Poster
in
Workshop: Foundation Models for Science: Progress, Opportunities, and Challenges
Can we pre-train ICL-based SFMs for the zero-shot inference of the 1D CDR problem with noisy data?
Mingu Kang · Dongseok Lee · Woojin Cho · Kookjin Lee · Anthony Gruber · Nathaniel Trask · Youngjoon Hong · Noseong Park
Keywords: [ zero-shot ] [ in-context learning ] [ scientific founcation model ] [ noisy prior data ]

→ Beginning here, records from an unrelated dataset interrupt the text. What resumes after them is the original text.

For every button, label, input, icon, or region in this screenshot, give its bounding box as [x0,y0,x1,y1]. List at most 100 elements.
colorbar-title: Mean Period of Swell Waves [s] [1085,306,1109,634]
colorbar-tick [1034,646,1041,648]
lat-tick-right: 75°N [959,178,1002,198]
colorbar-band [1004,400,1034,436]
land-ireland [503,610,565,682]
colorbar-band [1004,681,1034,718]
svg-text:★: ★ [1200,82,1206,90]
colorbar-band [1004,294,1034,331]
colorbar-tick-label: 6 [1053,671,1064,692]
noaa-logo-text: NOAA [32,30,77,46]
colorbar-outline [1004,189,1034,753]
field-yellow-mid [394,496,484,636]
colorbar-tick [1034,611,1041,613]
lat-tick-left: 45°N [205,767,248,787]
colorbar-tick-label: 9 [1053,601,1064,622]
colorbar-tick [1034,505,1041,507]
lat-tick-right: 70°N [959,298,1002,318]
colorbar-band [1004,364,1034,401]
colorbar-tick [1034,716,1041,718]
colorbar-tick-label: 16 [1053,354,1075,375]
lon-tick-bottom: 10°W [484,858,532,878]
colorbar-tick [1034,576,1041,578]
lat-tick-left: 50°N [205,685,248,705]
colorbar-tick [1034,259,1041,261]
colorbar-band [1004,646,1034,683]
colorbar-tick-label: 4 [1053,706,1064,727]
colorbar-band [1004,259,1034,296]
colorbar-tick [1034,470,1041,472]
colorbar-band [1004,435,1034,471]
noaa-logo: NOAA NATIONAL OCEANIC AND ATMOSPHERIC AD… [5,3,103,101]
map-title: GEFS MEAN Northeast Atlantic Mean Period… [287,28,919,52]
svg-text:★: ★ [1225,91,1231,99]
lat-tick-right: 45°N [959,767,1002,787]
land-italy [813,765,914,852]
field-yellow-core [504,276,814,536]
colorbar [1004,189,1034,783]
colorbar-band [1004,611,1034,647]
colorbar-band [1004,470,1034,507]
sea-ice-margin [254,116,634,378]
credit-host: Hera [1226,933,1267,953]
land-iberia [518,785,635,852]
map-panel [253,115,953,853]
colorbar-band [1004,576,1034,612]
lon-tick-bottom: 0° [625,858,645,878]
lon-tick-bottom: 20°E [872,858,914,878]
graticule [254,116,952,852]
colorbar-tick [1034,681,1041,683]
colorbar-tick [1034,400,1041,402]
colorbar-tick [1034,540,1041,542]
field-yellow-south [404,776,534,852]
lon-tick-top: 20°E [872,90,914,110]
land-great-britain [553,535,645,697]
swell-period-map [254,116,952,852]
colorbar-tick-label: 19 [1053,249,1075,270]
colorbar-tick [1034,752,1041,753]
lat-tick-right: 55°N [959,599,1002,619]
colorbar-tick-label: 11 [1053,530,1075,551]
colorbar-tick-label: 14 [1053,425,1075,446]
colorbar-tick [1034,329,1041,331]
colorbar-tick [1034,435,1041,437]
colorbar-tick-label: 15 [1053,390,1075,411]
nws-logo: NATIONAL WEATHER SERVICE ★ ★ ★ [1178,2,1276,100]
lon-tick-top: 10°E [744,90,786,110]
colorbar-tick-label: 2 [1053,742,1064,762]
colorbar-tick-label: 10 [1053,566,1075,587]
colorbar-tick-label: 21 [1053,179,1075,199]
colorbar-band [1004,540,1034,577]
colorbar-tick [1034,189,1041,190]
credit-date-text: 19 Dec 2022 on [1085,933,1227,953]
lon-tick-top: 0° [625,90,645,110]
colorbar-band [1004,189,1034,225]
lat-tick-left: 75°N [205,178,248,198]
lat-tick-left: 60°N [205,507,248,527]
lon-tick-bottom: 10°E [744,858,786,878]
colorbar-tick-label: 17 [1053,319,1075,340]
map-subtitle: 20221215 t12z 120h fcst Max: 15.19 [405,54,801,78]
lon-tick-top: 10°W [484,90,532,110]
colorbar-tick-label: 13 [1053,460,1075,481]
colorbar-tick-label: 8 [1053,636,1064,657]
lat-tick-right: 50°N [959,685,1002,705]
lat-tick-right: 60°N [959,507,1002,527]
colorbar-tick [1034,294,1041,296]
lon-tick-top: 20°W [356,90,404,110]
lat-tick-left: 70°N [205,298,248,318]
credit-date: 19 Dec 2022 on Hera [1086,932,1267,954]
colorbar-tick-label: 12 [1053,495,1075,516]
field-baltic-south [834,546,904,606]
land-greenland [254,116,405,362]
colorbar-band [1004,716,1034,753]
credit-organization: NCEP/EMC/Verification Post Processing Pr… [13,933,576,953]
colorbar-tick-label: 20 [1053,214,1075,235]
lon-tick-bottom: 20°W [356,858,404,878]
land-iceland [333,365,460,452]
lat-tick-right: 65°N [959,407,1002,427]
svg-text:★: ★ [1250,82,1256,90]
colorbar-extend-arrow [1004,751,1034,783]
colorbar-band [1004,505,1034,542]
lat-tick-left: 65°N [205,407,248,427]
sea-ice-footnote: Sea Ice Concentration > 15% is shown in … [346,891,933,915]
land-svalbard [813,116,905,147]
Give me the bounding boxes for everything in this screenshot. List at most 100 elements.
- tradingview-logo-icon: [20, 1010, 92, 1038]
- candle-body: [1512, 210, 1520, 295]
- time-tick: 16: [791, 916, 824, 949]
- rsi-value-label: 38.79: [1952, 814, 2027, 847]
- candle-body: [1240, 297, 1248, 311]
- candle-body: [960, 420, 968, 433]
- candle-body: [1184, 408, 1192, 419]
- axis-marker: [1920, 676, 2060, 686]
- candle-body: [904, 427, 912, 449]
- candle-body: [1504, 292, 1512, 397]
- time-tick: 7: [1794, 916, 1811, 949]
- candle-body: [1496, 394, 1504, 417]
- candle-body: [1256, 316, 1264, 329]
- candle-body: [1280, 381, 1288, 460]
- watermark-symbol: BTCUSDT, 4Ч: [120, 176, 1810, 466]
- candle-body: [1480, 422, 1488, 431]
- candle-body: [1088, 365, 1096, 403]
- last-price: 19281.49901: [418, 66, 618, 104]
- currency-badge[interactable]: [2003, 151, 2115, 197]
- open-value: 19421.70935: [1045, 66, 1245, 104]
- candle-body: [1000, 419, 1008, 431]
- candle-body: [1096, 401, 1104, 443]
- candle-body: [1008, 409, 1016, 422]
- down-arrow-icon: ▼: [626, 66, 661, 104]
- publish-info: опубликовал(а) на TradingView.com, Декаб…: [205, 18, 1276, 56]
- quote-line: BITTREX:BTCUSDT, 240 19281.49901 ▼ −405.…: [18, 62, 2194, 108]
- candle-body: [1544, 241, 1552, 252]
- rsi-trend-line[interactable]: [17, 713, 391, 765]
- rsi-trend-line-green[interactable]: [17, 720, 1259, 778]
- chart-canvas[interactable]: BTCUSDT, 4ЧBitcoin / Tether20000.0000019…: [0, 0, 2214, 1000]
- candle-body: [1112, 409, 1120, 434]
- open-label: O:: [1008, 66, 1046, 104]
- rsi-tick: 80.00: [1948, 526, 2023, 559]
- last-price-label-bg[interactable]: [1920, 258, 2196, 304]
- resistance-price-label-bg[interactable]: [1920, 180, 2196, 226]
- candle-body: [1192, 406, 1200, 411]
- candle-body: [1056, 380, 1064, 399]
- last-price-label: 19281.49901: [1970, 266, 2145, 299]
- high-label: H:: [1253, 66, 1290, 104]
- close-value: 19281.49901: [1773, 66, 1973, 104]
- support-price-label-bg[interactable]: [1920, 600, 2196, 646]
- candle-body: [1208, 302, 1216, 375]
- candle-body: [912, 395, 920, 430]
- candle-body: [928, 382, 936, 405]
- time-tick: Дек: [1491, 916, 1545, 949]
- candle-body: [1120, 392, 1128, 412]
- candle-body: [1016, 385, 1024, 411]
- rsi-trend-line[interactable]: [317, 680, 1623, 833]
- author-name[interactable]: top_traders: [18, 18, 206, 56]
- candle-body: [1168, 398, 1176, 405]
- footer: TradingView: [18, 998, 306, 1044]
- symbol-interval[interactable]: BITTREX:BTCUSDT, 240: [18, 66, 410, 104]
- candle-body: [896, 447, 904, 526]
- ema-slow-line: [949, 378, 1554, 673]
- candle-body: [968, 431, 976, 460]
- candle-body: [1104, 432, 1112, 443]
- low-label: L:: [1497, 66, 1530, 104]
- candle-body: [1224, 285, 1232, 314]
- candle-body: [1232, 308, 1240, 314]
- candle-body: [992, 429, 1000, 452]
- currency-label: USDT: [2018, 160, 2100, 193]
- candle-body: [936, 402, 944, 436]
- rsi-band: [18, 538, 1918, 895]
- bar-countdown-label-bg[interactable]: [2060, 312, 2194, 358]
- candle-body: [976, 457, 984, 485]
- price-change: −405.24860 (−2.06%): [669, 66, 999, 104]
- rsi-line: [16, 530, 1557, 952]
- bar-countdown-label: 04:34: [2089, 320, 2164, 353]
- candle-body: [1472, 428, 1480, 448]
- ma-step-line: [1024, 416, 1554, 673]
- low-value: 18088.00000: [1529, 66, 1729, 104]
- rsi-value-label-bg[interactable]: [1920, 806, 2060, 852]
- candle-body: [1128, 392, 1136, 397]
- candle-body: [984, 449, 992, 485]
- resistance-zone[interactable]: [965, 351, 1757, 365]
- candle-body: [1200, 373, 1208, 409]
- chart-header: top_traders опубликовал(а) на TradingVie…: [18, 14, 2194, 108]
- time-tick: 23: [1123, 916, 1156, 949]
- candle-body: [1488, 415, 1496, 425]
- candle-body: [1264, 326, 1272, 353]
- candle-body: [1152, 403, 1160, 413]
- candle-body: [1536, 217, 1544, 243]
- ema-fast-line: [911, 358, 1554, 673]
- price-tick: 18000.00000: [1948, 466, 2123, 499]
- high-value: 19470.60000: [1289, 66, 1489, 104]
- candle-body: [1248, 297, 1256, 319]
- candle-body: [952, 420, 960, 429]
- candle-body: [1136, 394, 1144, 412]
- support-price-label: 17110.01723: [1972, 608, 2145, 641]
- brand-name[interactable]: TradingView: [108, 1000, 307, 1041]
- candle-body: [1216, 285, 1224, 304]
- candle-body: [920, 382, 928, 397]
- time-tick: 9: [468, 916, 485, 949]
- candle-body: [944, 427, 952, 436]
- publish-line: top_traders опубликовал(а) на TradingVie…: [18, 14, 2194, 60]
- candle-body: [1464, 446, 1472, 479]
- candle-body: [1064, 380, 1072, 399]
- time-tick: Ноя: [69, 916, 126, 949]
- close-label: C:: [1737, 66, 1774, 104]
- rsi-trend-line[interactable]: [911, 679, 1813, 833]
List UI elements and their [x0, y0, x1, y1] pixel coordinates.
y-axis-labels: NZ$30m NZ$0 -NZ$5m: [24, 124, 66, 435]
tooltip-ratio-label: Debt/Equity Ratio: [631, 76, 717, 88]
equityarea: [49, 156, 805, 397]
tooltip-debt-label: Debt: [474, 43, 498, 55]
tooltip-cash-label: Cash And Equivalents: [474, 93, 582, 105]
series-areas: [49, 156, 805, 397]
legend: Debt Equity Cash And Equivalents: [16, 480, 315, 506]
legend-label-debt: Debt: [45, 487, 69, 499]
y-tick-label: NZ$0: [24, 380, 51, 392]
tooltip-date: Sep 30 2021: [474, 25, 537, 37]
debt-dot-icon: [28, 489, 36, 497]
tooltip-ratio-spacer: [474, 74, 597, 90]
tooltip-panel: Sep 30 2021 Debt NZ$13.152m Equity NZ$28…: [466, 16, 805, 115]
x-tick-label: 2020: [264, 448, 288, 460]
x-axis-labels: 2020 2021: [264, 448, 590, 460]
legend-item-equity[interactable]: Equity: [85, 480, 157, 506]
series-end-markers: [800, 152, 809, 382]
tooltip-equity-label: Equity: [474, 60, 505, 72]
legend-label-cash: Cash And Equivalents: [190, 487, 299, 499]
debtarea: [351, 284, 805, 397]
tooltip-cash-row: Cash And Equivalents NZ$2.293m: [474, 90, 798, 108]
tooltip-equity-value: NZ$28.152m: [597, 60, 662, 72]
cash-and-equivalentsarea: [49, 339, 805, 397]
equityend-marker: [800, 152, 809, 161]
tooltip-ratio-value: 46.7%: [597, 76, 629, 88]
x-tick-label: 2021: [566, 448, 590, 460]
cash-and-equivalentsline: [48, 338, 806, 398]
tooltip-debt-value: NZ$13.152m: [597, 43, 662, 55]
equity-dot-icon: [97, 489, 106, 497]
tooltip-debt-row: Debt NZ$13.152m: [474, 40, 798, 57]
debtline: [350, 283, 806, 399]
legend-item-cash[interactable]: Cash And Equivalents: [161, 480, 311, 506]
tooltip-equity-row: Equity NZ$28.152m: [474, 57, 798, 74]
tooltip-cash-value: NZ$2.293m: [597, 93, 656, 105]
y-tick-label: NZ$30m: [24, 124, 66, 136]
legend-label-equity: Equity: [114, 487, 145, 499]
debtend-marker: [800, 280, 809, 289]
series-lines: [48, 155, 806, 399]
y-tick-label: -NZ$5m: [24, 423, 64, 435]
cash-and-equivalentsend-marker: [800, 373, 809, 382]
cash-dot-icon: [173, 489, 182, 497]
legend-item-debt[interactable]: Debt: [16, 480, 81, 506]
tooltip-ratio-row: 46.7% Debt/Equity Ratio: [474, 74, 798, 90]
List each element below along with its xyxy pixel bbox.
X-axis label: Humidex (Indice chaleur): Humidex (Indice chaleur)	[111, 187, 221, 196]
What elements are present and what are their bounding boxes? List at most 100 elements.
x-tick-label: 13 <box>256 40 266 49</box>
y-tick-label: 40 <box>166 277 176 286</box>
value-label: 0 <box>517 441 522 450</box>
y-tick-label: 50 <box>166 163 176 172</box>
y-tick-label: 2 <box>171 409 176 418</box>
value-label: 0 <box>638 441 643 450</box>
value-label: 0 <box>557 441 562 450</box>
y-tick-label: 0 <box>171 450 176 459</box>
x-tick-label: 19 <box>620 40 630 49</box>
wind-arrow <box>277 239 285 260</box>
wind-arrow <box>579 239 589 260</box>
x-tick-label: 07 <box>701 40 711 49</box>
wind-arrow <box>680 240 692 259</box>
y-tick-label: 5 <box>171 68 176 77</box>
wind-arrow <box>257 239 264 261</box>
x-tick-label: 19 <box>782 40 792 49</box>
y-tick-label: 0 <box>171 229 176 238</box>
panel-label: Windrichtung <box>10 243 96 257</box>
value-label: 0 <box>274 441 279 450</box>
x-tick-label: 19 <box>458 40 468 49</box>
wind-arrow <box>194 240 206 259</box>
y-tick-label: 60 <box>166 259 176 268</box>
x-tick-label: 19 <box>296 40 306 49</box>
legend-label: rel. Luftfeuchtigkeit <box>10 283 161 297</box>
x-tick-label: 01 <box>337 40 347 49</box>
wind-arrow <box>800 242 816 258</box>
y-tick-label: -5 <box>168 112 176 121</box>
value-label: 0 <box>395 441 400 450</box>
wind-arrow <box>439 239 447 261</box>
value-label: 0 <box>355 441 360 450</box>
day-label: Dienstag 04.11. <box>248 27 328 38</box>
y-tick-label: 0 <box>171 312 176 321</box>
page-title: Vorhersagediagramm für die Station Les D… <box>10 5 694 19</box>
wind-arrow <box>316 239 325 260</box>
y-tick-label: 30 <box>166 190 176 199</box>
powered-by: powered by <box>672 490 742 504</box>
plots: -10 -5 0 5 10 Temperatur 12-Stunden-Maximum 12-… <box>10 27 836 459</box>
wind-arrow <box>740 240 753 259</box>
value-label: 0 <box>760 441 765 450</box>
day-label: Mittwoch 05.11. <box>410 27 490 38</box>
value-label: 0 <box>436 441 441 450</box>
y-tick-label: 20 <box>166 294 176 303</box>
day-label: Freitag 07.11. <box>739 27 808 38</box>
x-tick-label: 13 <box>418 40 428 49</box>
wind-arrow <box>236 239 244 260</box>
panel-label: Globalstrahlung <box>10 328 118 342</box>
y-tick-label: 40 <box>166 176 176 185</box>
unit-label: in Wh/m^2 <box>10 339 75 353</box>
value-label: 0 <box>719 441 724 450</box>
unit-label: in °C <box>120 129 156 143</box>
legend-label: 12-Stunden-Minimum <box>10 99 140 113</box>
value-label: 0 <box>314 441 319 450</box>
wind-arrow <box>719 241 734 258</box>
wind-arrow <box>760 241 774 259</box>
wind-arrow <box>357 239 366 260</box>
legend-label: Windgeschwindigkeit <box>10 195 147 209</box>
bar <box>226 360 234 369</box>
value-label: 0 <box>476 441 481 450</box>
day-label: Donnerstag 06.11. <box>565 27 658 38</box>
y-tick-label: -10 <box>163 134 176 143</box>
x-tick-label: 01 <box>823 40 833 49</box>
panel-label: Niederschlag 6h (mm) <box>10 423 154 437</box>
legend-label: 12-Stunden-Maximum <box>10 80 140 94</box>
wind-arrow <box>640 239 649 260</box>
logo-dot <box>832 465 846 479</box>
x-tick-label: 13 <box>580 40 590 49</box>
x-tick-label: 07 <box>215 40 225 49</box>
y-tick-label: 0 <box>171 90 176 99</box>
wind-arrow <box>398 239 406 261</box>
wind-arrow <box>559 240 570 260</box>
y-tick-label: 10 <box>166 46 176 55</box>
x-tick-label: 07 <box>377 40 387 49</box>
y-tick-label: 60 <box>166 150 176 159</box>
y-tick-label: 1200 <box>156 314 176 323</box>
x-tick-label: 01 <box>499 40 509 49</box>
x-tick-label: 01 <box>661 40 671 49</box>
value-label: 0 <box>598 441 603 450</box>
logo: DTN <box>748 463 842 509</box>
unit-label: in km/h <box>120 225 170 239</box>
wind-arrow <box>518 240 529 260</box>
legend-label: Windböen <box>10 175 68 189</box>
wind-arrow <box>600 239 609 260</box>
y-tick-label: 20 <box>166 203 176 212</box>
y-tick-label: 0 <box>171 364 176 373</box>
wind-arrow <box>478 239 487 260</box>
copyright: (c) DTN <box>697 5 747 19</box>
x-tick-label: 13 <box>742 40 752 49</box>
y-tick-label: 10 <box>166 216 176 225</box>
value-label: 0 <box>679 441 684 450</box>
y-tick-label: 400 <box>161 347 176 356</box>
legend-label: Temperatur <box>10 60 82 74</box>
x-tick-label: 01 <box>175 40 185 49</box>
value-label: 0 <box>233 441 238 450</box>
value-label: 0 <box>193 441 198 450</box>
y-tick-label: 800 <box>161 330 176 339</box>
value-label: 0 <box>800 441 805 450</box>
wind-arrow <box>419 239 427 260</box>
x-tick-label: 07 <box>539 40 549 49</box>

Recent advancements in scientific machine learning have begun to explore the potential of scientific foundation models (SFMs). Inspired by the in-context learning (ICL) framework of large language models (LLMs), we leverage prior data and pre-training techniques to construct our SFM. It has been demonstrated that ICL in LLMs can perform Bayesian inference, resulting in strong generalization capabilities. Furthermore, LLMs do not exhibit intrinsic inductive bias; rather, they inherit bias from the prior data, as confirmed experimentally.Building upon these insights, our methodology is structured as follows: (i) we collect prior data in the form of solutions of partial differential equations (PDEs) constructed by an arbitrary linear combination of mathematical dictionaries, (ii) we utilize Transformer architectures with self-attention and cross-attention mechanisms to predict PDE solutions without knowledge of the governing equations in a zero-shot setting, and (iii) we provide experimental evidence on the one dimensional convection-diffusion-reaction equation, which demonstrate that pre-training remains robust even with noisy prior data, with only marginal impacts on test accuracy. Notably, this finding opens the path to pre-training SFMs with realistic, low-cost data instead of, or in conjunction with, numerical high-cost data. These results support the conjecture that SFMs can improve in a manner similar to LLMs, where it is nearly impossible to fully clean the vast set of sentences crawled from the Internet.